Der Klever Ingo Marks (42) kennt sich im Geschäft mit Tabak und Zigaretten aus. Mittlerweile führt er acht Läden. Alle in Grenznähe. Bereits jetzt kaufen ihm Niederländer die Regale schnell leer. Vor allem die Niederlassung in Kranenburg sorgt für einen guten Umsatz. Ab April dürfte der weiter steigen.

Und so kann es passieren, dass ab April in den Niederlanden ein Päckchen Tabak teurer sein wird als drei Kästen Bier. Zugegeben: Das hängt ganz von der Sorte ab. Aber je nach Angebot ist ein Kasten schon für unter 6 Euro zu bekommen. Und im zweiten Quartal 2024 hebt Den Haag die Steuer für Tabak weiter an. Der Päckchenpreis wird im Vergleich zu dem aktuellen dann um sieben Euro gestiegen sein.

Der Verkauf von Tabak jenseits der Grenze lohnt sich schon lange nicht mehr. Paul Fransman führt eine Tankstelle in Ven-Zelderheide direkt hinter der Grenze bei Grunewald. Er hat noch Zigaretten im Angebot. „Die werden hier aber kaum gekauft“, sagt Fransman und zieht eine Packung Marlboro aus dem Regal. „Hier steht es – 20 Stück für 8,20 Euro“, sagt er. Aussortieren kann er die Genussmittel nicht: Die Tankstelle gehört zu einer Kette, das Sortiment bestimmt der Konzern.

In Deutschland liegt der Preis für die 20-Zigaretten-Packung ebenfalls bei 8,20 Euro. Kommt in den Niederlanden die Tabaksteuer am 1. April drauf, zahlt der Raucher dort 9,50 Euro. Das sind 1,30 Euro mehr pro Schachtel. Am 1. April 2024 steigt der Preis um noch einmal 1,20 Euro und liegt dann bei 10,80 Euro. Was dabei noch nicht eingerechnet ist, sind die Zuschläge der Tabakindustrie. Großzügig Zigaretten verschenken, wird dann teuer.

Eines der acht Geschäfte von Ingo Marks liegt am Elsa-Brunnen an der Großen Straße in Kleve. Niederländer, die in der Stadt zum Bummeln unterwegs sind, decken sich hier mit Ware ein. Nicht selten übersteigt die Menge einen Wochenbedarf. Besonders gefragt sind die Tabak-Boxen mit einem Inhalt von 245 Gramm. Der Preis beträgt 49,95 Euro. Etwa 540 Zigaretten lassen sich aus dem geschnittenen Tabak herstellen.
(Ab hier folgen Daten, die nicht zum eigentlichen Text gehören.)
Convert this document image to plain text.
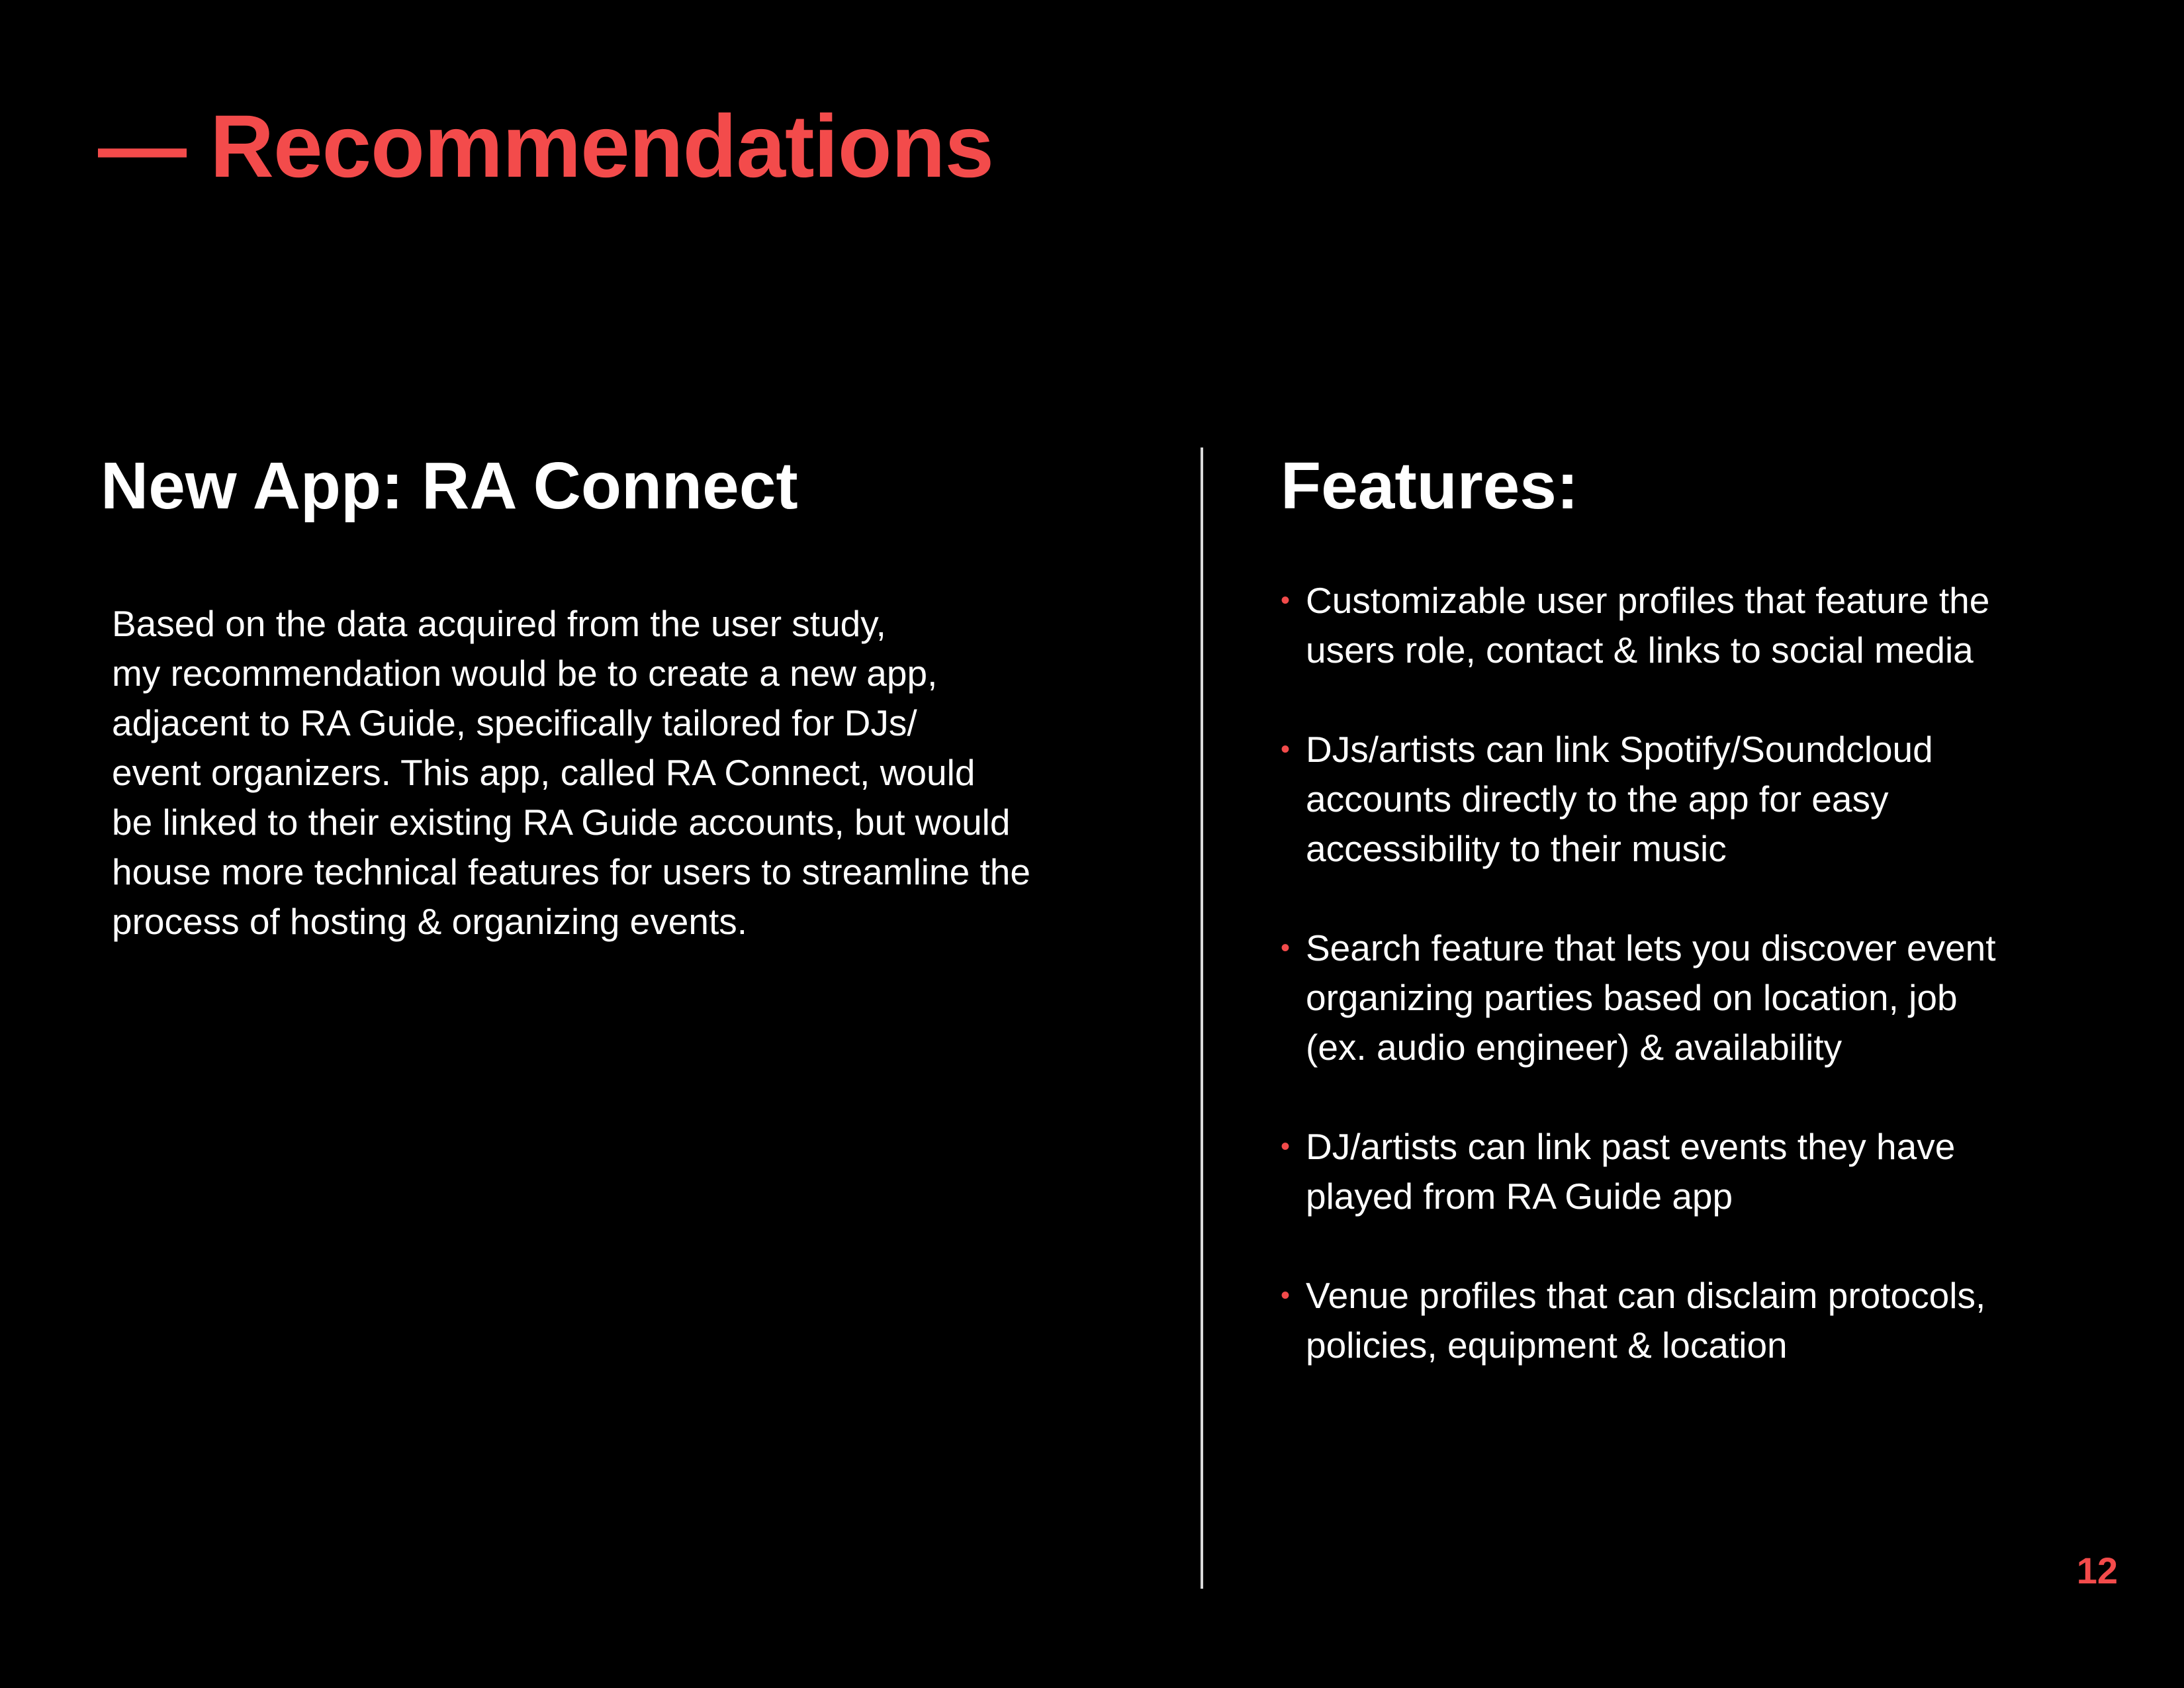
— Recommendations
New App: RA Connect

Based on the data acquired from the user study,
my recommendation would be to create a new app,
adjacent to RA Guide, specifically tailored for DJs/
event organizers. This app, called RA Connect, would
be linked to their existing RA Guide accounts, but would
house more technical features for users to streamline the
process of hosting & organizing events.

Features:
• Customizable user profiles that feature the
users role, contact & links to social media
• DJs/artists can link Spotify/Soundcloud
accounts directly to the app for easy
accessibility to their music
• Search feature that lets you discover event
organizing parties based on location, job
(ex. audio engineer) & availability
• DJ/artists can link past events they have
played from RA Guide app
• Venue profiles that can disclaim protocols,
policies, equipment & location
12
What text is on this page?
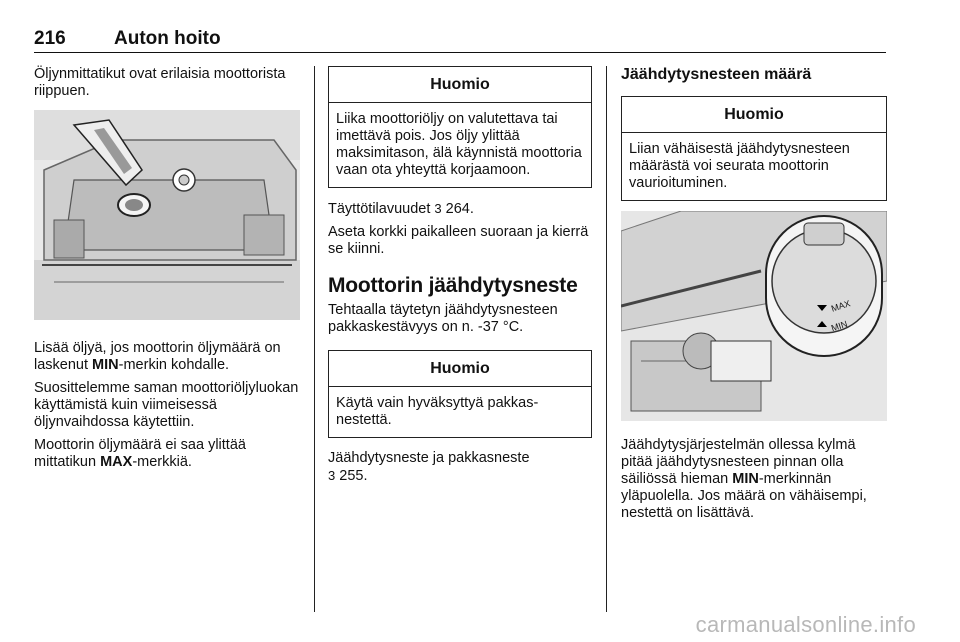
216	Auton hoito

Öljynmittatikut ovat erilaisia moottorista riippuen.

Lisää öljyä, jos moottorin öljymäärä on laskenut MIN-merkin kohdalle.

Suosittelemme saman moottoriöljyluokan käyttämistä kuin viimeisessä öljynvaihdossa käytettiin.

Moottorin öljymäärä ei saa ylittää mittatikun MAX-merkkiä.

Huomio
Liika moottoriöljy on valutettava tai imettävä pois. Jos öljy ylittää maksimitason, älä käynnistä moottoria vaan ota yhteyttä korjaamoon.

Täyttötilavuudet 3 264.

Aseta korkki paikalleen suoraan ja kierrä se kiinni.

Moottorin jäähdytysneste

Tehtaalla täytetyn jäähdytysnesteen pakkaskestävyys on n. -37 °C.

Huomio
Käytä vain hyväksyttyä pakkasnestettä.

Jäähdytysneste ja pakkasneste
3 255.

Jäähdytysnesteen määrä
Huomio
Liian vähäisestä jäähdytysnesteen määrästä voi seurata moottorin vaurioituminen.
MAX
MIN

Jäähdytysjärjestelmän ollessa kylmä pitää jäähdytysnesteen pinnan olla säiliössä hieman MIN-merkinnän yläpuolella. Jos määrä on vähäisempi, nestettä on lisättävä.

carmanualsonline.info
Als eine Niederländerin den Laden betritt, lässt sie sich gleich drei der Plastik-Trommeln einpacken. „Wer raucht und an der Grenze wohnt, der kauft in Deutschland. Wir sprechen uns auch in der Nachbarschaft ab und bringen uns gegenseitig Zigaretten und Tabak mit“, sagt die 55-Jährige aus Nimwegen.

In den Niederlanden ist Tabak nicht nur teuer. Auch werden die Verkaufsstellen immer weniger. Lidl hat seine Geschäfte bereits zu „Nichtraucher“-Filialen erklärt. Die niederländische Regierung baut darauf, dass mehr Supermarktketten dem Schritt folgen. Ab 2024 dürfen Tabakwaren nur noch an Tankstellen, in Zeitschriften-Geschäften und Shops mit einer extra Tabakverkaufslizenz angeboten werden. Der Onlinehandel ist seit Anfang des Jahres verboten. 2021 mussten Zigaretten, Tabak zum Selbstdrehen, Zigarren und E-Zigaretten aus dem Sichtfeld der Verkaufsstellen entfernt werden.

Noch hat Ron Wolf die Hoffnung auf steigenden Umsatz nicht aufgegeben. Grund ist das bevorstehende Verkaufsverbot in den Supermärkten. „Davon könnten wir profitieren“, sagt er. 20 Jahre war Wolf alt, als er mit dem Verkauf von Tabakwaren begonnen hatte. Sein Vater und Großvater standen ebenfalls schon hinter der Theke und reichten Kunden Zigarettenschachteln an. „Der Preisunterschied war nie so groß wie jetzt“, sagt der 64-Jährige.